## The order of a cycle in a symmetric group is its length

Prove that if $\sigma$ is the $m$-cycle $(a_1 a_2 \ldots a_m)$, then for all $i \in \{ 1, 2, \ldots, m \}$, $\sigma^i(a_k) = a_q$, where $q$ is the least positive residue of $k+i$ mod $m$. Deduce that $|\sigma| = m$.

We proceed by induction on $i$. Note that the least positive residue of $a$ mod $b$ is precisely the (unique) remainder $r$ satisfying $0 \leq r < |b|$, given $a = qb + r$ by the Division Algorithm.

The base case $i = 1$ follows from the definition of cycle notation; either $k+1 < m$, so $\sigma(a_k) = a_{k+1}$ and we have $k+1 = 0 \cdot m + (k+1)$, or $k+1 = m$, so that $\sigma(a_k) = a_1$ and we have $k+1 = 1 \cdot m + 0$.

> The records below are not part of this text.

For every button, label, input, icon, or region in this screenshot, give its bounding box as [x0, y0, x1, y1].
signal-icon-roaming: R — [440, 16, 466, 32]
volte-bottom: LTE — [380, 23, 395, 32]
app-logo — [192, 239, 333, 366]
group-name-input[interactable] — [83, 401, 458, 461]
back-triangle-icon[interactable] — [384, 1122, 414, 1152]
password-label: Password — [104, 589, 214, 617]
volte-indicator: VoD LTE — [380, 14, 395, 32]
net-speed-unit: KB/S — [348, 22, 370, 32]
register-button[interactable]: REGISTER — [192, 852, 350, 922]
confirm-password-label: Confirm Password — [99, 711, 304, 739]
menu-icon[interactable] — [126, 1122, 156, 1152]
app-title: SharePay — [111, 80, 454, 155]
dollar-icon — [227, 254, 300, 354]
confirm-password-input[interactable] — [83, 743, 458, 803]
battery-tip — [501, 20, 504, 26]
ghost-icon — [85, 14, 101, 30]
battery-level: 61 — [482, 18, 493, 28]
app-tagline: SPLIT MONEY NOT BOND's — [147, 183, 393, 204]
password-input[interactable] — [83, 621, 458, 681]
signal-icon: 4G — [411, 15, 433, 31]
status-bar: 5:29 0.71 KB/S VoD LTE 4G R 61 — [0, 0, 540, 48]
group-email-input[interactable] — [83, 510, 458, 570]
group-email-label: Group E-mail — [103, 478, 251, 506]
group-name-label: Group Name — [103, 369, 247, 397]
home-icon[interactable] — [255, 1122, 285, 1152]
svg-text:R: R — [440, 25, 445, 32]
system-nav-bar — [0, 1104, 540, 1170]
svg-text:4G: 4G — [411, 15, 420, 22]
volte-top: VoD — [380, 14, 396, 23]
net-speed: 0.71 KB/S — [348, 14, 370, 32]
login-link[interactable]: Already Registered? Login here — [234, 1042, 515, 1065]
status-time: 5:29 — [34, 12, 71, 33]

Now suppose the conclusion holds for 1 and for some $n$ with $1 \leq n < m$. Then we have $\sigma^{n+1}(a_k) = \sigma(\sigma^n(a_k)) = \sigma(a_p) = a_q$, where p is the least positive residue of $k+n$ mod m, and $q$ the least positive residue of $p+1$ mod m; say $k+n = g \cdot m + p$ with $0 \leq p < |m|$ and $p+1 = h \cdot m + q$ with $0 \leq h < |m|$. Solving the second equation for $p$ and substituting into the first, we have $k+n+1 = (h-g) \cdot m + q$, and by the uniqueness part of the Division Algorithm, $q$ is in fact the least positive residue of $k+n+1$ mod m. Thus, by induction, the conclusion holds for all $1 \leq n \leq m$.

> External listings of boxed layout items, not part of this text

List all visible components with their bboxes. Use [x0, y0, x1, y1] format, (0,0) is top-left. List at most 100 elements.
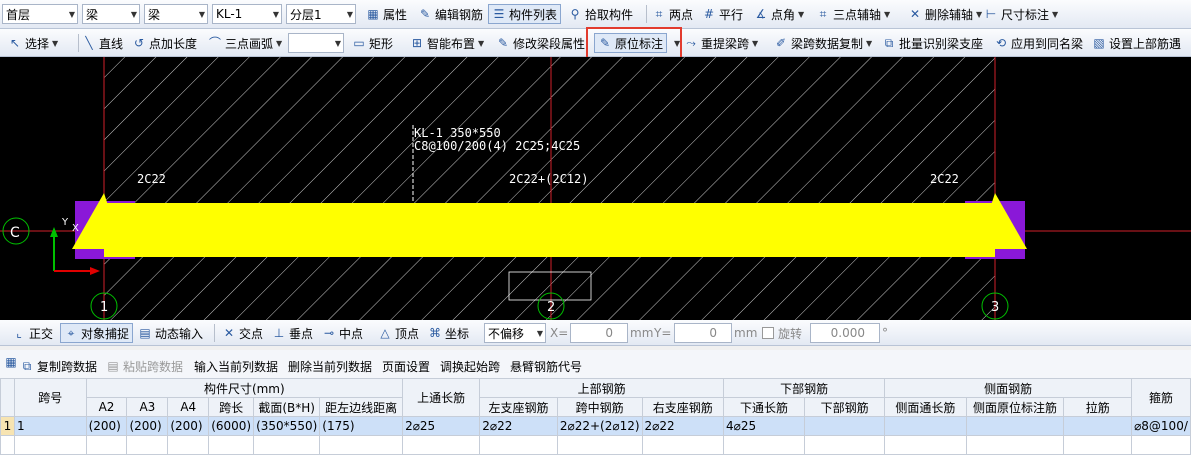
cell-stirrup[interactable]: ⌀8@100/: [1131, 416, 1191, 436]
cell-tie-bar[interactable]: [1063, 416, 1133, 436]
point-length-button[interactable]: ↺ 点加长度: [132, 33, 197, 53]
intersect-icon: ✕: [223, 326, 235, 340]
rotate-checkbox[interactable]: 旋转: [762, 323, 802, 343]
col-span-length: 跨长: [208, 397, 255, 417]
canvas-svg[interactable]: KL-1 350*550 C8@100/200(4) 2C25;4C25 2C2…: [0, 57, 1191, 320]
axis-x-arrow: [90, 267, 100, 275]
delete-col-button[interactable]: 删除当前列数据: [288, 356, 372, 376]
element-select[interactable]: KL-1 ▼: [212, 4, 282, 24]
coord-button[interactable]: ⌘ 坐标: [428, 323, 469, 343]
beam-body: [104, 203, 995, 257]
arc-button[interactable]: ⌒ 三点画弧 ▼: [208, 33, 282, 53]
table-row-empty: [0, 435, 1191, 455]
parallel-button[interactable]: # 平行: [702, 4, 743, 24]
cantilever-button[interactable]: 悬臂钢筋代号: [510, 356, 582, 376]
drawing-canvas[interactable]: KL-1 350*550 C8@100/200(4) 2C25;4C25 2C2…: [0, 57, 1191, 320]
mid-button[interactable]: ⊸ 中点: [322, 323, 363, 343]
cell-left-support[interactable]: 2⌀22: [479, 416, 558, 436]
right-support-label: 2C22: [930, 172, 959, 186]
obj-snap-button[interactable]: ⌖ 对象捕捉: [60, 323, 134, 343]
re-extract-button[interactable]: ⤳ 重提梁跨 ▼: [684, 33, 758, 53]
col-section: 截面(B*H): [253, 397, 321, 417]
x-label: X=: [550, 326, 569, 340]
recognize-icon: ⧉: [884, 36, 894, 50]
rect-button[interactable]: ▭ 矩形: [352, 33, 393, 53]
two-points-button[interactable]: ⌗ 两点: [652, 4, 693, 24]
cell-mid-span[interactable]: 2⌀22+(2⌀12): [556, 416, 643, 436]
cell-a2[interactable]: (200): [85, 416, 128, 436]
bottom-rebar-header: 下部钢筋: [722, 378, 886, 398]
cell-a4[interactable]: (200): [167, 416, 210, 436]
swap-start-button[interactable]: 调换起始跨: [440, 356, 500, 376]
layer-select[interactable]: 分层1 ▼: [286, 4, 356, 24]
chevron-down-icon: ▼: [272, 10, 279, 19]
y-input[interactable]: 0: [674, 323, 732, 343]
cell-bottom-long[interactable]: 4⌀25: [722, 416, 806, 436]
set-top-button[interactable]: ▧ 设置上部筋遇: [1092, 33, 1181, 53]
select-button[interactable]: ↖ 选择 ▼: [8, 33, 58, 53]
pick-button[interactable]: ⚲ 拾取构件: [568, 4, 633, 24]
stirrup-header: 箍筋: [1131, 378, 1191, 417]
input-col-button[interactable]: 输入当前列数据: [194, 356, 278, 376]
cell-span[interactable]: 1: [13, 416, 87, 436]
x-input[interactable]: 0: [570, 323, 628, 343]
dimension-button[interactable]: ⊢ 尺寸标注 ▼: [984, 4, 1058, 24]
chevron-down-icon: ▼: [198, 10, 205, 19]
point-angle-button[interactable]: ∡ 点角 ▼: [754, 4, 805, 24]
copy-span-button[interactable]: ⧉ 复制跨数据: [20, 356, 97, 376]
col-a4: A4: [167, 397, 210, 417]
eyedropper-icon: ⚲: [570, 7, 580, 21]
point-length-icon: ↺: [133, 36, 145, 50]
properties-icon: ▦: [367, 7, 379, 21]
type-select[interactable]: 梁 ▼: [144, 4, 208, 24]
cell-right-support[interactable]: 2⌀22: [641, 416, 724, 436]
midpoint-icon: ⊸: [323, 326, 335, 340]
cell-top-long[interactable]: 2⌀25: [402, 416, 481, 436]
vertex-button[interactable]: △ 顶点: [378, 323, 419, 343]
chevron-down-icon: ▼: [130, 10, 137, 19]
category-select[interactable]: 梁 ▼: [82, 4, 140, 24]
table-row[interactable]: 1 1 (200) (200) (200) (6000) (350*550) (…: [0, 416, 1191, 436]
ortho-button[interactable]: ⌞ 正交: [12, 323, 53, 343]
smart-layout-button[interactable]: ⊞ 智能布置 ▼: [410, 33, 484, 53]
cell-a3[interactable]: (200): [126, 416, 169, 436]
arc-option-select[interactable]: ▼: [288, 33, 344, 53]
table-toolbar: ▦ ⧉ 复制跨数据 ▤ 粘贴跨数据 输入当前列数据 删除当前列数据 页面设置 调换起…: [0, 350, 1191, 378]
rotate-input[interactable]: 0.000: [810, 323, 880, 343]
element-list-button[interactable]: ☰ 构件列表: [488, 4, 562, 24]
batch-recognize-button[interactable]: ⧉ 批量识别梁支座: [882, 33, 983, 53]
edit-rebar-button[interactable]: ✎ 编辑钢筋: [418, 4, 483, 24]
cell-bottom-rebar[interactable]: [804, 416, 886, 436]
dyn-input-button[interactable]: ▤ 动态输入: [138, 323, 203, 343]
ortho-icon: ⌞: [16, 326, 22, 340]
intersect-button[interactable]: ✕ 交点: [222, 323, 263, 343]
cell-section[interactable]: (350*550): [253, 416, 321, 436]
cell-left-distance[interactable]: (175): [319, 416, 404, 436]
col-side-mark: 侧面原位标注筋: [965, 397, 1065, 417]
delete-axis-button[interactable]: ✕ 删除辅轴 ▼: [908, 4, 982, 24]
dimension-icon: ⊢: [985, 7, 997, 21]
properties-button[interactable]: ▦ 属性: [366, 4, 407, 24]
cell-span-length[interactable]: (6000): [208, 416, 255, 436]
cell-side-mark[interactable]: [965, 416, 1065, 436]
page-setup-button[interactable]: 页面设置: [382, 356, 430, 376]
copy-span-data-button[interactable]: ✐ 梁跨数据复制 ▼: [774, 33, 872, 53]
three-point-axis-button[interactable]: ⌗ 三点辅轴 ▼: [816, 4, 891, 24]
apply-same-button[interactable]: ⟲ 应用到同名梁: [994, 33, 1083, 53]
line-button[interactable]: ╲ 直线: [82, 33, 123, 53]
paste-span-button[interactable]: ▤ 粘贴跨数据: [106, 356, 183, 376]
rectangle-icon: ▭: [353, 36, 365, 50]
modify-span-button[interactable]: ✎ 修改梁段属性: [496, 33, 585, 53]
dyn-input-icon: ▤: [139, 326, 151, 340]
chevron-down-icon: ▼: [536, 329, 543, 338]
arc-icon: ⌒: [208, 36, 221, 50]
copy-icon: ⧉: [22, 359, 32, 373]
perp-button[interactable]: ⊥ 垂点: [272, 323, 313, 343]
re-extract-icon: ⤳: [686, 36, 696, 50]
row-number[interactable]: 1: [0, 416, 15, 436]
chevron-down-icon: ▼: [334, 39, 341, 48]
cell-side-long[interactable]: [884, 416, 967, 436]
floor-select[interactable]: 首层 ▼: [2, 4, 78, 24]
offset-select[interactable]: 不偏移 ▼: [484, 323, 546, 343]
axis-c-label: C: [10, 225, 20, 241]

Note in particular that $\sigma^m(a_k) = a_k$ for all $1 \leq k \leq m$; hence $\sigma^m = 1$. Moreover, if $1 \leq i < m$, $\sigma^i \neq 1$ since in particular, $\sigma^i(a_1) = a_{1+i}$; if $a_1 = a_{1+i}$ then we have $i = 0$ mod m, a contradiction. Hence $|\sigma| = m$.